Ночь. Вот муть и мрак рассеиваются в небе и возникает страшное безлюдье небес, падающих звездами, холодными и колкими, как иней. Ветер, который стал вольней и серей, гудит в антеннах, – но радиотелеграфист спит у себя в рубке, – мирным сном. – А, если бы он хотел, он мог бы узнать миллионы разных вещей, о том, где идут и как идут корабли, какой миллиардер, американский под-король стали, плывущий из Сан-Франциско в Токио, беспокоится о курсе франка и счел радиоаппарат не очень нескромным для приказа о корзинке цветов, – о том, как шахтеры в Англии отстаивают свое право жить, – как политиканствуют политики, как хозяева земного шара, живущие под Нью-Йорком, под Парижем, под Лондоном, в Ницце и на Панамском канале, хотят уничтожить хозяев новой веры в мире, засевших в России в Московском Кремле, где на азиатской башне часы отбивают Интернационалом, в азиатской части города, – – впрочем, о России телеграфист знал столько же, сколько он знал, положим, о Китае, о том китайце, что бросился сегодня в море, чтобы умереть. Но телеграфист спит, этот, научившийся подслушивать неслышимое в мире. И главно и значимо то, что есть в мире такое, что не может человек воспринять просто, что улавливает он тончайшими аппаратами, что окутывает, закутывает человека, огромная сила, которую человек не знает, но которая над ним, в нем, вокруг него, – и сколько есть еще сил, не познанных человеком? – и что человек знает твердо? – ведь утро придет огромным огненным шаром из воды, и день уйдет этим шаром в воду, – и те, кто плавал здесь сотни лет назад, небелунги, бритты и испанцы, обросшие легендами, как волны в бурю обрастают седой пеной, – они не знали этой беззвучной ловитвы неслышимого в мире, хоть те же дельфины и чайки сопровождали их по морям – – ужели они знали такое, что не знаем мы? – Но вот гудят антенны уже не в ветре, плачет приемник в радиобудке, и сонный телеграфист принимает радио о том, что где-то, какая-то новая возникает революция, закрываются, загораживаются минами и пушками порты и морские безбрежности…
На юте, у запасного рулевого ларя, на канатах лежат и курят, спички зажигают о палубу, бельгийские спички, такие, что, если с горя ударит матрос о палубу коробком, вспыхивает весь коробок. Трубки матросов так же корявы, как их пальцы в струпьях мозолей и ран от морской воды. Шумит вода за кормой, и огни трубок, зона на ветре, летят хвостом кометы в море, освещая руки; матросы тесно сидят, сокрывшись от ветра. Нос и корпус корабля ушли во мрак. Эстонец-боцман сумрачен и тих, тихий человек, мечтатель, саженный ростом.
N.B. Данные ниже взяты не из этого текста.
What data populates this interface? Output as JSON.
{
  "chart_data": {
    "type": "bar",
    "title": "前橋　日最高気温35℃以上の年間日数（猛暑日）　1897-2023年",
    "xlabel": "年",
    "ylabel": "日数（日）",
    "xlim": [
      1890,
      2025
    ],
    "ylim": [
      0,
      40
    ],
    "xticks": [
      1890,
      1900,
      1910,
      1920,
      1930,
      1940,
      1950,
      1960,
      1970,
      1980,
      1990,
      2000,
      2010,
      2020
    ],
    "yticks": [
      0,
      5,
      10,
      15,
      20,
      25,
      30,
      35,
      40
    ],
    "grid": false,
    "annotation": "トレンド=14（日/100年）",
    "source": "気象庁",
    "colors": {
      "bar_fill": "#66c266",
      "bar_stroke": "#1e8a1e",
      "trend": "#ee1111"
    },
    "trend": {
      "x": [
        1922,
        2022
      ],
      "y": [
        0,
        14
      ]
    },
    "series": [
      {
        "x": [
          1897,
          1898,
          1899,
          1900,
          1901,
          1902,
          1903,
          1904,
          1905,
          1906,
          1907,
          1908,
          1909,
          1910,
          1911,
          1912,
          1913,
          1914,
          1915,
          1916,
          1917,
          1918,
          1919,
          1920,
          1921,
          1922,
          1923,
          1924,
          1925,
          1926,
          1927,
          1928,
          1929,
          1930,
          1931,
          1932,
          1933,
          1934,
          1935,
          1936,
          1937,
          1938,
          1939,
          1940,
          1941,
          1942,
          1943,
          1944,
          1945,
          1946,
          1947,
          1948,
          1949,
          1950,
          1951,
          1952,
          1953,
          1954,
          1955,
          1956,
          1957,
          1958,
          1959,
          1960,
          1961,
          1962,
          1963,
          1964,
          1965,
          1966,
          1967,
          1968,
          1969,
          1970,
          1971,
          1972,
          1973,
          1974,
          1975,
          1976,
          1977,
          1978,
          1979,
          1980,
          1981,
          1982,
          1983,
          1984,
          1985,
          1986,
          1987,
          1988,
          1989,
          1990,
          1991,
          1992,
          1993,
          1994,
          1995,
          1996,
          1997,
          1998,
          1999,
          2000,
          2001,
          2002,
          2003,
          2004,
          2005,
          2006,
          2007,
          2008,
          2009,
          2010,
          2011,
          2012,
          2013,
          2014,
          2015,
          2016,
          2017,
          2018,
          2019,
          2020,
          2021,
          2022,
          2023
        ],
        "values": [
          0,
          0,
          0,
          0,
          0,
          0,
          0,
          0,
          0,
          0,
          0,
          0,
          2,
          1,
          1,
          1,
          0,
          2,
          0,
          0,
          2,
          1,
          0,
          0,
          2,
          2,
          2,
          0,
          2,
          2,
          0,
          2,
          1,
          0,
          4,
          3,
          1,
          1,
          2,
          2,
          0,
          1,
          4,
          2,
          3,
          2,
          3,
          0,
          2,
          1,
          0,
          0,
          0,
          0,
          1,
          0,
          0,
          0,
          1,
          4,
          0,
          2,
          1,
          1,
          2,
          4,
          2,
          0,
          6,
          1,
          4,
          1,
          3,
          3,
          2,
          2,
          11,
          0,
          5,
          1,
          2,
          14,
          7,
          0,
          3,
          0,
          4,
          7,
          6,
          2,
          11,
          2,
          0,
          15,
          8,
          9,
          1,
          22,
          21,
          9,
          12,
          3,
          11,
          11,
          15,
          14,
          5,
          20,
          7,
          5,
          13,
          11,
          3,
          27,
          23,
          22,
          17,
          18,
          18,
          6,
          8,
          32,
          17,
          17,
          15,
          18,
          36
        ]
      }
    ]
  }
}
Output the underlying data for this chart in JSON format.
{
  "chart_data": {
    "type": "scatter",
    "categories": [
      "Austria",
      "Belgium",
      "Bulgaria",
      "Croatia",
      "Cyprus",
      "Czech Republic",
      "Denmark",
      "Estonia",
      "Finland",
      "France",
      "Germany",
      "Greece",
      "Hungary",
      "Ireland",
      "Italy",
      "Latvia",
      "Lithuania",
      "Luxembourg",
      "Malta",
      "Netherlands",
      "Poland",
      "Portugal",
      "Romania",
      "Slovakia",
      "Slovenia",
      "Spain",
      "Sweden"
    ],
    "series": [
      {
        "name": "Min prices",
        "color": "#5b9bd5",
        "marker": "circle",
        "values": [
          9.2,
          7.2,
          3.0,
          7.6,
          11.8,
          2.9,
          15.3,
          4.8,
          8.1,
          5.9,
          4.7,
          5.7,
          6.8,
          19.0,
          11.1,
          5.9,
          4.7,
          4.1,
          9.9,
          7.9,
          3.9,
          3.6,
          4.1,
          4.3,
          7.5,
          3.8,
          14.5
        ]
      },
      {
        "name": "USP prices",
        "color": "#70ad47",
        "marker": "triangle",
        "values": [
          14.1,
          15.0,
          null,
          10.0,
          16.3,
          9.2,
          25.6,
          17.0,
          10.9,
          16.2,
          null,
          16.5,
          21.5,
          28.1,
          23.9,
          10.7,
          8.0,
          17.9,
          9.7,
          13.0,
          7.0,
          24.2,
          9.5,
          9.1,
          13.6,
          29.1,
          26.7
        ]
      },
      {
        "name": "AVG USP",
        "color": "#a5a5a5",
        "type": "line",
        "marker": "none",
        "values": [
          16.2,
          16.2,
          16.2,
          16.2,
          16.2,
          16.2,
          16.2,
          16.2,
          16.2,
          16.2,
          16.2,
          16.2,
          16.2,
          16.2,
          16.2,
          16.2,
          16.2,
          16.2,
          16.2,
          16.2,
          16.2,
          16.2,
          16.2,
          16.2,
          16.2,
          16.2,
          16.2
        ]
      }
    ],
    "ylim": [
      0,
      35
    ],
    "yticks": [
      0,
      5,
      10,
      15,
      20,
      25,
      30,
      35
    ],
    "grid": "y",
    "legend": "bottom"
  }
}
– Ты выпил, что ли, боцман?
– Нет, я не пил…
– В Бомбее есть гора и на горе пропасть, и там они хоронят. Лысая гора, ничего на ней не растет. Приносят человека и кладут на камень. А над горою вьются ястреба, – они у них священные. Так эти ястреба съедают мертвецов в пять минут, одни кости остаются. Тогда ихний поп сталкивает кости в пропасть. Сколько тысяч лет так хоронят и все засыпать пропасти не могут, – я глядел в эту пропасть – дна не видать. И хоронят там только богатых… Мы ходили туда с дункманом, полиция нас ничего, – не тронула… А теплынь там какая, голому жарко, так и ходят. А акулы прямо в порт заходят, их тамошние мальчишки, мерзавцы, за шиллинг в воде режут… А солнце… А бабы – дуры, белых очень любят и прямо без денег…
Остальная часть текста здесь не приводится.